沼野「漱石の『こころ』は英語には訳せない→英題はKOKORO。簡単な単語ほど翻訳は難しい」
岡本「日本語の持つ潜在力、ひらがなカタカナ漢字、俺僕私…どれを使うかの決定権は翻訳家にある」
沼野「売れようが売れまいが、本は一冊一冊が対等」

一昨日にナナイロでのゴッチや細美さんホリエさんの話を聞いて、昨日今日とヨーロッパ文芸フェスティバルにて世界の小説家の話を聞いて、クリエイターの生の声は聞くべきものがあると再認識。
つまり作品自体や評論以上に実際に生み出すことの気概と想いと熱量がその言葉から深く重く感じられるから。
そんなクリエイターの生の声を聴きながらも、
同時に自分が何ができるか?
自分は何をしたいか?
にも想いを馳せる。
そしたら今日突然、朧げながらも次の執筆で書きたいこととこれからやりたいビジネスが見えてきた。
それが無いことに不平不満言ってないで、なら自分で作っちゃいましょう!って類の物。

今日の話。
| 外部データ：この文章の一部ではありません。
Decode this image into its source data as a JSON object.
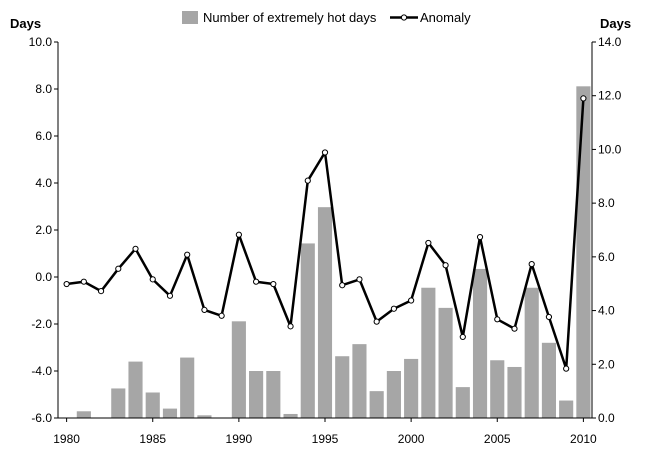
{
  "chart_data": {
    "type": "bar+line",
    "title": "",
    "legend": {
      "placement": "top-center",
      "bar_label": "Number of extremely hot days",
      "line_label": "Anomaly"
    },
    "colors": {
      "bar": "#a6a6a6",
      "line": "#000000",
      "marker_fill": "#ffffff"
    },
    "grid": false,
    "y_left": {
      "label": "Days",
      "range": [
        -6,
        10
      ],
      "ticks": [
        -6,
        -4,
        -2,
        0,
        2,
        4,
        6,
        8,
        10
      ],
      "tick_labels": [
        "-6.0",
        "-4.0",
        "-2.0",
        "0.0",
        "2.0",
        "4.0",
        "6.0",
        "8.0",
        "10.0"
      ]
    },
    "y_right": {
      "label": "Days",
      "range": [
        0,
        14
      ],
      "ticks": [
        0,
        2,
        4,
        6,
        8,
        10,
        12,
        14
      ],
      "tick_labels": [
        "0.0",
        "2.0",
        "4.0",
        "6.0",
        "8.0",
        "10.0",
        "12.0",
        "14.0"
      ]
    },
    "x": {
      "range": [
        1980,
        2010
      ],
      "ticks": [
        1980,
        1985,
        1990,
        1995,
        2000,
        2005,
        2010
      ],
      "tick_labels": [
        "1980",
        "1985",
        "1990",
        "1995",
        "2000",
        "2005",
        "2010"
      ]
    },
    "bars": {
      "name": "Number of extremely hot days",
      "axis": "right",
      "x": [
        1981,
        1983,
        1984,
        1985,
        1986,
        1987,
        1988,
        1990,
        1991,
        1992,
        1993,
        1994,
        1995,
        1996,
        1997,
        1998,
        1999,
        2000,
        2001,
        2002,
        2003,
        2004,
        2005,
        2006,
        2007,
        2008,
        2009,
        2010
      ],
      "values": [
        0.25,
        1.1,
        2.1,
        0.95,
        0.35,
        2.25,
        0.1,
        3.6,
        1.75,
        1.75,
        0.15,
        6.5,
        7.85,
        2.3,
        2.75,
        1.0,
        1.75,
        2.2,
        4.85,
        4.1,
        1.15,
        5.55,
        2.15,
        1.9,
        4.85,
        2.8,
        0.65,
        12.35
      ]
    },
    "line": {
      "name": "Anomaly",
      "axis": "left",
      "x": [
        1980,
        1981,
        1982,
        1983,
        1984,
        1985,
        1986,
        1987,
        1988,
        1989,
        1990,
        1991,
        1992,
        1993,
        1994,
        1995,
        1996,
        1997,
        1998,
        1999,
        2000,
        2001,
        2002,
        2003,
        2004,
        2005,
        2006,
        2007,
        2008,
        2009,
        2010
      ],
      "values": [
        -0.3,
        -0.2,
        -0.6,
        0.35,
        1.2,
        -0.1,
        -0.8,
        0.95,
        -1.4,
        -1.65,
        1.8,
        -0.2,
        -0.3,
        -2.1,
        4.1,
        5.3,
        -0.35,
        -0.1,
        -1.9,
        -1.35,
        -1.0,
        1.45,
        0.5,
        -2.55,
        1.7,
        -1.8,
        -2.2,
        0.55,
        -1.7,
        -3.9,
        7.6
      ]
    }
  }
}
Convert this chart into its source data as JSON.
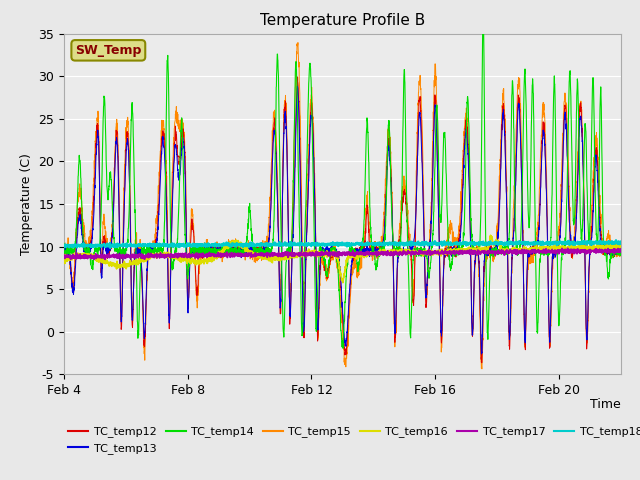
{
  "title": "Temperature Profile B",
  "xlabel": "Time",
  "ylabel": "Temperature (C)",
  "ylim": [
    -5,
    35
  ],
  "xlim": [
    4,
    22
  ],
  "xtick_labels": [
    "Feb 4",
    "Feb 8",
    "Feb 12",
    "Feb 16",
    "Feb 20"
  ],
  "xtick_positions": [
    4,
    8,
    12,
    16,
    20
  ],
  "ytick_positions": [
    -5,
    0,
    5,
    10,
    15,
    20,
    25,
    30,
    35
  ],
  "fig_bg_color": "#e8e8e8",
  "plot_bg_color": "#ebebeb",
  "grid_color": "#ffffff",
  "line_colors": {
    "TC_temp12": "#dd0000",
    "TC_temp13": "#0000dd",
    "TC_temp14": "#00dd00",
    "TC_temp15": "#ff8800",
    "TC_temp16": "#dddd00",
    "TC_temp17": "#aa00aa",
    "TC_temp18": "#00cccc"
  },
  "sw_temp_box_facecolor": "#dddd88",
  "sw_temp_box_edgecolor": "#888800",
  "sw_temp_text_color": "#880000",
  "legend_ncol": 6,
  "legend_fontsize": 8
}
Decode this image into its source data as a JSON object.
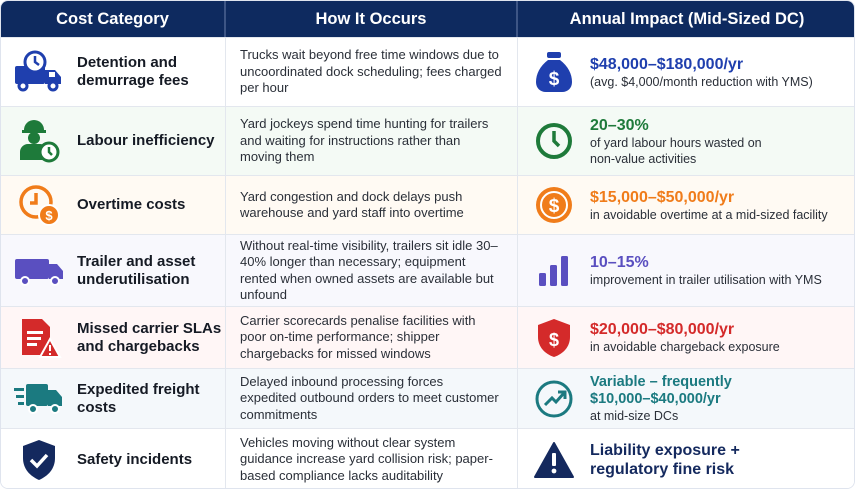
{
  "header": {
    "col1": "Cost Category",
    "col2": "How It Occurs",
    "col3": "Annual Impact (Mid-Sized DC)"
  },
  "rows": [
    {
      "category": "Detention and demurrage fees",
      "how": "Trucks wait beyond free time windows due to uncoordinated dock scheduling; fees charged per hour",
      "impact_value": "$48,000–$180,000/yr",
      "impact_note": "(avg. $4,000/month reduction with YMS)",
      "icon": "truck-clock-icon",
      "impact_icon": "money-bag-icon",
      "color": "#1f3fae",
      "bg": "#ffffff"
    },
    {
      "category": "Labour inefficiency",
      "how": "Yard jockeys spend time hunting for trailers and waiting for instructions rather than moving them",
      "impact_value": "20–30%",
      "impact_note": "of yard labour hours wasted on non-value activities",
      "icon": "worker-clock-icon",
      "impact_icon": "clock-icon",
      "color": "#1e7a3a",
      "bg": "#f4faf5"
    },
    {
      "category": "Overtime costs",
      "how": "Yard congestion and dock delays push warehouse and yard staff into overtime",
      "impact_value": "$15,000–$50,000/yr",
      "impact_note": "in avoidable overtime at a mid-sized facility",
      "icon": "clock-dollar-icon",
      "impact_icon": "dollar-coin-icon",
      "color": "#f07c1a",
      "bg": "#fffaf3"
    },
    {
      "category": "Trailer and asset underutilisation",
      "how": "Without real-time visibility, trailers sit idle 30–40% longer than necessary; equipment rented when owned assets are available but unfound",
      "impact_value": "10–15%",
      "impact_note": "improvement in trailer utilisation with YMS",
      "icon": "trailer-icon",
      "impact_icon": "bar-chart-icon",
      "color": "#5a4fc0",
      "bg": "#f8f8fd"
    },
    {
      "category": "Missed carrier SLAs and chargebacks",
      "how": "Carrier scorecards penalise facilities with poor on-time performance; shipper chargebacks for missed windows",
      "impact_value": "$20,000–$80,000/yr",
      "impact_note": "in avoidable chargeback exposure",
      "icon": "document-warning-icon",
      "impact_icon": "shield-dollar-icon",
      "color": "#d42a2a",
      "bg": "#fff6f6"
    },
    {
      "category": "Expedited freight costs",
      "how": "Delayed inbound processing forces expedited outbound orders to meet customer commitments",
      "impact_value": "Variable – frequently $10,000–$40,000/yr",
      "impact_note": "at mid-size DCs",
      "icon": "fast-truck-icon",
      "impact_icon": "trend-up-icon",
      "color": "#1b7a80",
      "bg": "#f4f8fb"
    },
    {
      "category": "Safety incidents",
      "how": "Vehicles moving without clear system guidance increase yard collision risk; paper-based compliance lacks auditability",
      "impact_value": "Liability exposure + regulatory fine risk",
      "impact_note": "",
      "icon": "shield-check-icon",
      "impact_icon": "warning-icon",
      "color": "#14295e",
      "bg": "#ffffff"
    }
  ]
}
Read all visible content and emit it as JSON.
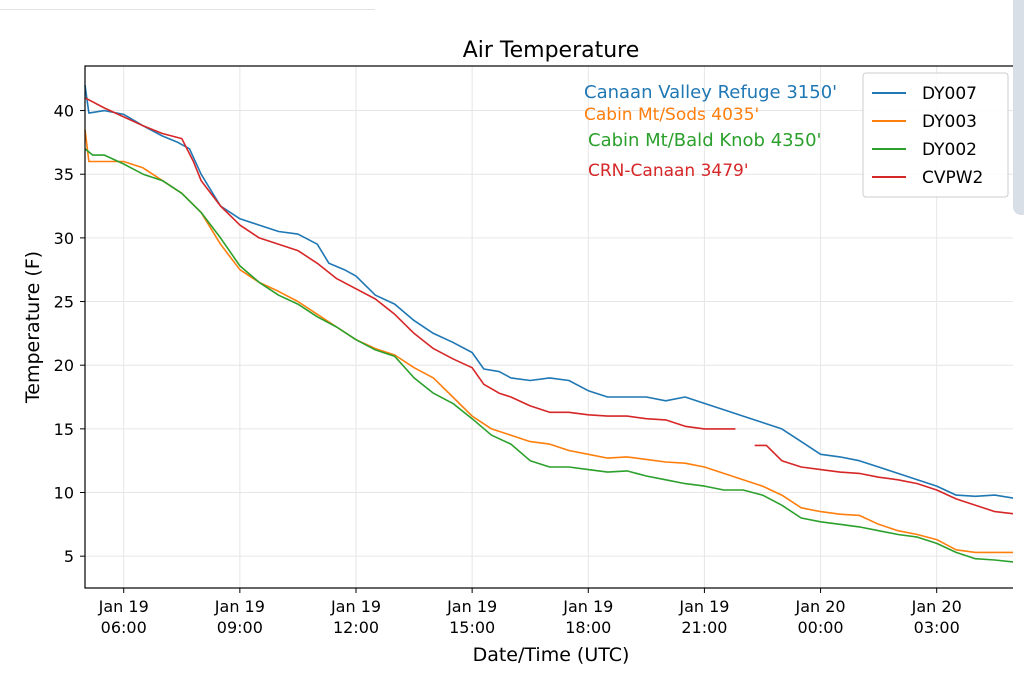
{
  "chart_data": {
    "type": "line",
    "title": "Air Temperature",
    "xlabel": "Date/Time (UTC)",
    "ylabel": "Temperature (F)",
    "x_range_hours": [
      5.0,
      29.1
    ],
    "ylim": [
      2.5,
      43.5
    ],
    "yticks": [
      5,
      10,
      15,
      20,
      25,
      30,
      35,
      40
    ],
    "xticks": [
      {
        "hour": 6,
        "line1": "Jan 19",
        "line2": "06:00"
      },
      {
        "hour": 9,
        "line1": "Jan 19",
        "line2": "09:00"
      },
      {
        "hour": 12,
        "line1": "Jan 19",
        "line2": "12:00"
      },
      {
        "hour": 15,
        "line1": "Jan 19",
        "line2": "15:00"
      },
      {
        "hour": 18,
        "line1": "Jan 19",
        "line2": "18:00"
      },
      {
        "hour": 21,
        "line1": "Jan 19",
        "line2": "21:00"
      },
      {
        "hour": 24,
        "line1": "Jan 20",
        "line2": "00:00"
      },
      {
        "hour": 27,
        "line1": "Jan 20",
        "line2": "03:00"
      }
    ],
    "grid": true,
    "legend_position": "top-right",
    "annotations": [
      {
        "text": "Canaan Valley Refuge 3150'",
        "color": "#1f77b4"
      },
      {
        "text": "Cabin Mt/Sods 4035'",
        "color": "#ff7f0e"
      },
      {
        "text": "Cabin Mt/Bald Knob 4350'",
        "color": "#2ca02c"
      },
      {
        "text": "CRN-Canaan 3479'",
        "color": "#d62728"
      }
    ],
    "series": [
      {
        "name": "DY007",
        "color": "#1f77b4",
        "points": [
          [
            5.0,
            42
          ],
          [
            5.1,
            39.8
          ],
          [
            5.5,
            40
          ],
          [
            6.0,
            39.7
          ],
          [
            6.5,
            38.8
          ],
          [
            7.0,
            38
          ],
          [
            7.4,
            37.5
          ],
          [
            7.7,
            37
          ],
          [
            8.0,
            35
          ],
          [
            8.5,
            32.5
          ],
          [
            9.0,
            31.5
          ],
          [
            9.5,
            31
          ],
          [
            10.0,
            30.5
          ],
          [
            10.5,
            30.3
          ],
          [
            11.0,
            29.5
          ],
          [
            11.3,
            28
          ],
          [
            11.7,
            27.5
          ],
          [
            12.0,
            27
          ],
          [
            12.5,
            25.5
          ],
          [
            13.0,
            24.8
          ],
          [
            13.5,
            23.5
          ],
          [
            14.0,
            22.5
          ],
          [
            14.5,
            21.8
          ],
          [
            15.0,
            21
          ],
          [
            15.3,
            19.7
          ],
          [
            15.7,
            19.5
          ],
          [
            16.0,
            19
          ],
          [
            16.5,
            18.8
          ],
          [
            17.0,
            19
          ],
          [
            17.5,
            18.8
          ],
          [
            18.0,
            18
          ],
          [
            18.5,
            17.5
          ],
          [
            19.0,
            17.5
          ],
          [
            19.5,
            17.5
          ],
          [
            20.0,
            17.2
          ],
          [
            20.5,
            17.5
          ],
          [
            21.0,
            17
          ],
          [
            21.5,
            16.5
          ],
          [
            22.0,
            16
          ],
          [
            22.5,
            15.5
          ],
          [
            23.0,
            15
          ],
          [
            23.5,
            14
          ],
          [
            24.0,
            13
          ],
          [
            24.5,
            12.8
          ],
          [
            25.0,
            12.5
          ],
          [
            25.5,
            12
          ],
          [
            26.0,
            11.5
          ],
          [
            26.5,
            11
          ],
          [
            27.0,
            10.5
          ],
          [
            27.5,
            9.8
          ],
          [
            28.0,
            9.7
          ],
          [
            28.5,
            9.8
          ],
          [
            29.1,
            9.5
          ]
        ]
      },
      {
        "name": "DY003",
        "color": "#ff7f0e",
        "points": [
          [
            5.0,
            38.5
          ],
          [
            5.1,
            36
          ],
          [
            5.5,
            36
          ],
          [
            6.0,
            36
          ],
          [
            6.5,
            35.5
          ],
          [
            7.0,
            34.5
          ],
          [
            7.5,
            33.5
          ],
          [
            8.0,
            32
          ],
          [
            8.5,
            29.5
          ],
          [
            9.0,
            27.5
          ],
          [
            9.5,
            26.5
          ],
          [
            10.0,
            25.8
          ],
          [
            10.5,
            25
          ],
          [
            11.0,
            24
          ],
          [
            11.5,
            23
          ],
          [
            12.0,
            22
          ],
          [
            12.5,
            21.3
          ],
          [
            13.0,
            20.8
          ],
          [
            13.5,
            19.8
          ],
          [
            14.0,
            19
          ],
          [
            14.5,
            17.5
          ],
          [
            15.0,
            16
          ],
          [
            15.5,
            15
          ],
          [
            16.0,
            14.5
          ],
          [
            16.5,
            14
          ],
          [
            17.0,
            13.8
          ],
          [
            17.5,
            13.3
          ],
          [
            18.0,
            13
          ],
          [
            18.5,
            12.7
          ],
          [
            19.0,
            12.8
          ],
          [
            19.5,
            12.6
          ],
          [
            20.0,
            12.4
          ],
          [
            20.5,
            12.3
          ],
          [
            21.0,
            12
          ],
          [
            21.5,
            11.5
          ],
          [
            22.0,
            11
          ],
          [
            22.5,
            10.5
          ],
          [
            23.0,
            9.8
          ],
          [
            23.5,
            8.8
          ],
          [
            24.0,
            8.5
          ],
          [
            24.5,
            8.3
          ],
          [
            25.0,
            8.2
          ],
          [
            25.5,
            7.5
          ],
          [
            26.0,
            7
          ],
          [
            26.5,
            6.7
          ],
          [
            27.0,
            6.3
          ],
          [
            27.5,
            5.5
          ],
          [
            28.0,
            5.3
          ],
          [
            28.5,
            5.3
          ],
          [
            29.1,
            5.3
          ]
        ]
      },
      {
        "name": "DY002",
        "color": "#2ca02c",
        "points": [
          [
            5.0,
            37
          ],
          [
            5.2,
            36.5
          ],
          [
            5.5,
            36.5
          ],
          [
            6.0,
            35.8
          ],
          [
            6.5,
            35
          ],
          [
            7.0,
            34.5
          ],
          [
            7.5,
            33.5
          ],
          [
            8.0,
            32
          ],
          [
            8.5,
            30
          ],
          [
            9.0,
            27.8
          ],
          [
            9.5,
            26.5
          ],
          [
            10.0,
            25.5
          ],
          [
            10.5,
            24.8
          ],
          [
            11.0,
            23.8
          ],
          [
            11.5,
            23
          ],
          [
            12.0,
            22
          ],
          [
            12.5,
            21.2
          ],
          [
            13.0,
            20.7
          ],
          [
            13.5,
            19
          ],
          [
            14.0,
            17.8
          ],
          [
            14.5,
            17
          ],
          [
            15.0,
            15.8
          ],
          [
            15.5,
            14.5
          ],
          [
            16.0,
            13.8
          ],
          [
            16.5,
            12.5
          ],
          [
            17.0,
            12
          ],
          [
            17.5,
            12
          ],
          [
            18.0,
            11.8
          ],
          [
            18.5,
            11.6
          ],
          [
            19.0,
            11.7
          ],
          [
            19.5,
            11.3
          ],
          [
            20.0,
            11
          ],
          [
            20.5,
            10.7
          ],
          [
            21.0,
            10.5
          ],
          [
            21.5,
            10.2
          ],
          [
            22.0,
            10.2
          ],
          [
            22.5,
            9.8
          ],
          [
            23.0,
            9
          ],
          [
            23.5,
            8
          ],
          [
            24.0,
            7.7
          ],
          [
            24.5,
            7.5
          ],
          [
            25.0,
            7.3
          ],
          [
            25.5,
            7
          ],
          [
            26.0,
            6.7
          ],
          [
            26.5,
            6.5
          ],
          [
            27.0,
            6
          ],
          [
            27.5,
            5.3
          ],
          [
            28.0,
            4.8
          ],
          [
            28.5,
            4.7
          ],
          [
            29.1,
            4.5
          ]
        ]
      },
      {
        "name": "CVPW2",
        "color": "#d62728",
        "points": [
          [
            5.0,
            41
          ],
          [
            5.5,
            40.2
          ],
          [
            6.0,
            39.5
          ],
          [
            6.5,
            38.8
          ],
          [
            7.0,
            38.2
          ],
          [
            7.5,
            37.8
          ],
          [
            7.8,
            36
          ],
          [
            8.0,
            34.5
          ],
          [
            8.5,
            32.5
          ],
          [
            9.0,
            31
          ],
          [
            9.5,
            30
          ],
          [
            10.0,
            29.5
          ],
          [
            10.5,
            29
          ],
          [
            11.0,
            28
          ],
          [
            11.5,
            26.8
          ],
          [
            12.0,
            26
          ],
          [
            12.5,
            25.2
          ],
          [
            13.0,
            24
          ],
          [
            13.5,
            22.5
          ],
          [
            14.0,
            21.3
          ],
          [
            14.5,
            20.5
          ],
          [
            15.0,
            19.8
          ],
          [
            15.3,
            18.5
          ],
          [
            15.7,
            17.8
          ],
          [
            16.0,
            17.5
          ],
          [
            16.5,
            16.8
          ],
          [
            17.0,
            16.3
          ],
          [
            17.5,
            16.3
          ],
          [
            18.0,
            16.1
          ],
          [
            18.5,
            16
          ],
          [
            19.0,
            16
          ],
          [
            19.5,
            15.8
          ],
          [
            20.0,
            15.7
          ],
          [
            20.5,
            15.2
          ],
          [
            21.0,
            15
          ],
          [
            21.5,
            15
          ],
          [
            21.8,
            15
          ],
          null,
          [
            22.3,
            13.7
          ],
          [
            22.6,
            13.7
          ],
          [
            23.0,
            12.5
          ],
          [
            23.5,
            12
          ],
          [
            24.0,
            11.8
          ],
          [
            24.5,
            11.6
          ],
          [
            25.0,
            11.5
          ],
          [
            25.5,
            11.2
          ],
          [
            26.0,
            11
          ],
          [
            26.5,
            10.7
          ],
          [
            27.0,
            10.2
          ],
          [
            27.5,
            9.5
          ],
          [
            28.0,
            9
          ],
          [
            28.5,
            8.5
          ],
          [
            29.1,
            8.3
          ]
        ]
      }
    ]
  }
}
新しいビジネスモデルの話をしていて僕らが10年前に作ったネット放送会社goomoの資料を見ながら談義。
当時3年余りで200以上企画を実現させたけど、今見ても全然古くなくむしろ当時はぶっ飛びすぎてたことを再認識。
ビジネスコンセプトも今からむしろ有効。
昔の失敗は無駄じゃないのだ。

この日は、映画『JOKER』やっと観た。
この映画はまごうことなきファンタジー(空想で妄想)だ。
そんな完璧なファンタジーこそリアルに感じてしまう現実世界で僕たちはどうするのか?
笑うしかないのか?
嘲笑するのか?
自嘲するのか?
笑わすのか?
笑われるのか?

自分のちっぽけさが物凄く嫌になる夜がある。
他人の振る舞いで物凄く落ち込んだりする時もある。
でもそんな時は、自分のちっぽけな作業を自分一人でコツコツとやるしかないのだ。だって結局そんなことしかできないのだから。